Arizona has a number of educators who inspire students in the fields of science, technology, engineering and math (STEM). APS and the Phoenix Suns have teamed up to help these teachers bring innovative hands-on STEM learning to 6,000-plus students through financial grants totaling $50,000.
The grants were recently awarded to 25 elementary and high school teachers across Arizona—including three in North Central Phoenix. These grants will be used by teachers to provide a wide range of STEM-related content, including robotics, gardening, water harvesting, computer coding and even designing and building classroom furniture.
In the Phoenix Union High School District, both BioScience High School and Metro Tech High School received grants. At BioScience, the $2,500 will be used to help students examine the efficiency and accessibility of alternative fuels, specifically focusing on bio-diesel coming from algae lipids. They will grow and cultivate the algae and extract lipids to create bio-diesel. At Metro Tech, which received $1,500, students will partner with area nonprofits to use design software, woodworking, welding, plasma cutting, and laser engraving to create and build obstacle courses to train future police and fire cadets, an amphitheater for students, a gift shop display area (shelving, storage, lockable cases), therapy play devices for autistic children, and medical carts for medical assistants.

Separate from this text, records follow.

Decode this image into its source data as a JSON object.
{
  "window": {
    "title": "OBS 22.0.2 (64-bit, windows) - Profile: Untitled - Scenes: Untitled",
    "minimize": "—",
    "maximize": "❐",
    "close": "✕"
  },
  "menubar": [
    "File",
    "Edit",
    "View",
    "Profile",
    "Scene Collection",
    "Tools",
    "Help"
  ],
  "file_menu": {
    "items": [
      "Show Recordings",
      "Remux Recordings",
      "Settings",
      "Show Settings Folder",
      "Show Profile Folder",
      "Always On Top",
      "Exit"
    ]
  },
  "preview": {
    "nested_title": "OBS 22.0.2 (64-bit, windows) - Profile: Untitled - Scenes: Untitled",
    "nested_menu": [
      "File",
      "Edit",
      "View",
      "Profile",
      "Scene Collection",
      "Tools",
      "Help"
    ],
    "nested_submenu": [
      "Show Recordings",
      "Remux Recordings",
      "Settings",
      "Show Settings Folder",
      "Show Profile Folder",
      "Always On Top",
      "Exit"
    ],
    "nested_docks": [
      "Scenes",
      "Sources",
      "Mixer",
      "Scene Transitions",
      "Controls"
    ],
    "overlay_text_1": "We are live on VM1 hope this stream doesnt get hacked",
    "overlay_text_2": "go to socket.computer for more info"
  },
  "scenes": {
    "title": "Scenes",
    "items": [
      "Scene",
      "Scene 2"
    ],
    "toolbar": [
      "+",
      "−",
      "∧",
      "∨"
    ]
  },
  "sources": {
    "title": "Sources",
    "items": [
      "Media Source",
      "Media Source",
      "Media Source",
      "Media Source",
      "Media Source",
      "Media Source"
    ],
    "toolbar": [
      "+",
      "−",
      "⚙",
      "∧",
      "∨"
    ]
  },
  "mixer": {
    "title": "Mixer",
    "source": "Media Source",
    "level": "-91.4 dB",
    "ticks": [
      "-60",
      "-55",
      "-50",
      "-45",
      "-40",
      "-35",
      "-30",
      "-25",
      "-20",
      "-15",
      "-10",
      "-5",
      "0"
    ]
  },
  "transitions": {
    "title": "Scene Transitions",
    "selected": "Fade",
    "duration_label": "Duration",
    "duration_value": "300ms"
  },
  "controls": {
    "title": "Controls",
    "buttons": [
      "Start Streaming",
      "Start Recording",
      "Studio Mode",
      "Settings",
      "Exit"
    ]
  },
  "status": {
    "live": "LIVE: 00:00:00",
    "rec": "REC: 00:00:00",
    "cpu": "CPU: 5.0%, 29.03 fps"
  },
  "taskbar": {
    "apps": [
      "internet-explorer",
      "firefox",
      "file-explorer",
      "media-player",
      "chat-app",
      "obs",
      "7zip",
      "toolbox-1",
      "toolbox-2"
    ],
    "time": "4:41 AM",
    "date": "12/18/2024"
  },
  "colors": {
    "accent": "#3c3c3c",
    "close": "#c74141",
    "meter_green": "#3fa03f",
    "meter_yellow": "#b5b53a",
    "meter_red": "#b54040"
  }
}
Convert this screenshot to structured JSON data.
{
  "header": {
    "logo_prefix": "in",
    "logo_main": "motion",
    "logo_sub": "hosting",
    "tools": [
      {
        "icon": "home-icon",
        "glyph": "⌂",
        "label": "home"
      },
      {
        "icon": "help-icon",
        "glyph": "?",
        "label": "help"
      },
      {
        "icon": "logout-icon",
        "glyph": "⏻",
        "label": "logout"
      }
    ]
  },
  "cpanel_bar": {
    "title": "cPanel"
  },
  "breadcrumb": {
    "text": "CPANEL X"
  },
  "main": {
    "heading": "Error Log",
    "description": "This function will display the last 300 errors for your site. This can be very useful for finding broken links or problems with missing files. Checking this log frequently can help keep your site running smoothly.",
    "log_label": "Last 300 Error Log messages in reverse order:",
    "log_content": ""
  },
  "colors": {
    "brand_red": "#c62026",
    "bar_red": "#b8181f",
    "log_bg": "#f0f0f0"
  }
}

Also receiving a grant, valued at $740, was Madison Heights Elementary School, where students focusing mostly on engineering skills will design and create a plane by learning about the science of aerodynamics, while also learning the main parts of an airplane along with the function of those parts. The ultimate goal is to build a plane that can sustain flight.
“These grants are relatively small, but they can make a big difference to a teacher with an innovative idea on how to get students interested in math and science. This year’s applications were especially creative,” said John Hatfield, APS Vice President of Communications and Community Affairs. “These programs are so important because many of the best jobs in Arizona’s economic future will require technical skills.”
For the past 12 years, APS and the Phoenix Suns have partnered to promote STEM education in Arizona schools by annually awarding $50,000 in mini-grants for hands-on projects focused on STEM subjects. The grants were available to all kindergarten through 12th-grade teachers in public and charter schools in APS service territories. The funds support inventive, student-based projects aimed at sparking students’ curiosity and getting them excited about STEM subjects.